Soft and Similarity-Aware Comparisons: Generalizations replace the hard equality in subtree comparison with measures such as tree edit-distances, quantized Wasserstein distances, or filtered existence intervals, yielding a continuum from highly rigid to fully soft similarity measures and strictly increasing the expressive capacity on difficult benchmarks (Schulz et al., 2021, Schulz et al., 2021, Togninalli et al., 2019).

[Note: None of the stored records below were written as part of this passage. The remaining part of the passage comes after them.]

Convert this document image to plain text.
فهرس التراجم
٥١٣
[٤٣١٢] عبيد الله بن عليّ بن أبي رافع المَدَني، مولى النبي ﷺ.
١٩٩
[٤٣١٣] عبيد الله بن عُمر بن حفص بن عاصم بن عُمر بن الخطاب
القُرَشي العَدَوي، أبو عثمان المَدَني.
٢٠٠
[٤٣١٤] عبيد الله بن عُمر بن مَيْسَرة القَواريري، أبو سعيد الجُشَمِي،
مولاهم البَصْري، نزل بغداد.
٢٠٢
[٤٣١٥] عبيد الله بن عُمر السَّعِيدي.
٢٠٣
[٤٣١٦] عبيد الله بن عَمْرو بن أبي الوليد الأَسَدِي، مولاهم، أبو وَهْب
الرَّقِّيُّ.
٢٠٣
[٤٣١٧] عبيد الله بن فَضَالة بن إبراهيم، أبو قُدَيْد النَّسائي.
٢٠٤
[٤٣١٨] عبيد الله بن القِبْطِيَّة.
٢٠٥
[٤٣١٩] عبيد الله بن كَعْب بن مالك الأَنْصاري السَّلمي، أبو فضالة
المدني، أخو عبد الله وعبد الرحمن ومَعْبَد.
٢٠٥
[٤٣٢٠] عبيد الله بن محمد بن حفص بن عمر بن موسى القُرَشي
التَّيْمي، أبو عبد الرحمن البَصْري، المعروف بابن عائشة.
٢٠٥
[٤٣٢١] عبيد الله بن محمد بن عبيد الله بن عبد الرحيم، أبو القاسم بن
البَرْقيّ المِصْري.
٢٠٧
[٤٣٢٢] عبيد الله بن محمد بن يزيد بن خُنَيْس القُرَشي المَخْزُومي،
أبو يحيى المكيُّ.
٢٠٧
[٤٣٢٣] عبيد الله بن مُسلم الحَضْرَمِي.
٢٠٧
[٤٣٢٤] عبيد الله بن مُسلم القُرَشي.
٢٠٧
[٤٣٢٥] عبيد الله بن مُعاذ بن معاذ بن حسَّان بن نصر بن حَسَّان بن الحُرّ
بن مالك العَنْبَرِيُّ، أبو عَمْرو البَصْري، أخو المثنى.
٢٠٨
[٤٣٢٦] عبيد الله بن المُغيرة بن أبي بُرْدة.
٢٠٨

3. Handling Continuous Attributes, Filtration, and Subgraphs

Classical WL is agnostic to continuous node attributes and edge weights. Several recent approaches resolve this:

Wasserstein and Sliced-Wasserstein WL Kernels: The Wasserstein WL (WWL) family generalizes node label propagation to node feature diffusion with linear updates, concatenates multiple iterations, and compares distributions of final embeddings via Wasserstein or Sliced Wasserstein metrics. The Sliced-Wasserstein variant (SWWL) reduces the computational complexity from cubic (for full Wasserstein) to near linear (in the number of nodes and projections), rigorously preserving positive-definiteness and enabling scalability to extremely large graphs (Togninalli et al., 2019, Perez et al., 2024).
Graph Filtration Kernels: Filtration-based kernels generate a sequence of nested subgraphs (for example, by edge-weight or connectivity thresholds), track the birth/death intervals of each feature (e.g., a WL label), and compare graphs on the basis of “persistence” of labels across filtrations using stable metrics such as 1-Wasserstein distances on feature histograms. This procedure can be proven to strictly increase isomorphism-discriminating power over vanilla WL and can be computed in $O(h k m)$ for $k$ filtration steps (Schulz et al., 2021).
WL Kernels for Subgraph Analysis: The WLKS framework extends WL to subgraph-level tasks by applying color refinement to subgraph-centric induced neighborhoods up to $k$ hops, and then combines kernels for multiple radii to close expressiveness gaps. Selection of appropriate radii (e.g., $\{0, D\}$ , with $D$ the graph diameter) provides a favorable expressiveness-efficiency tradeoff, outperforming competing graph neural network-based baselines in subgraph classification tasks (Kim et al., 2024).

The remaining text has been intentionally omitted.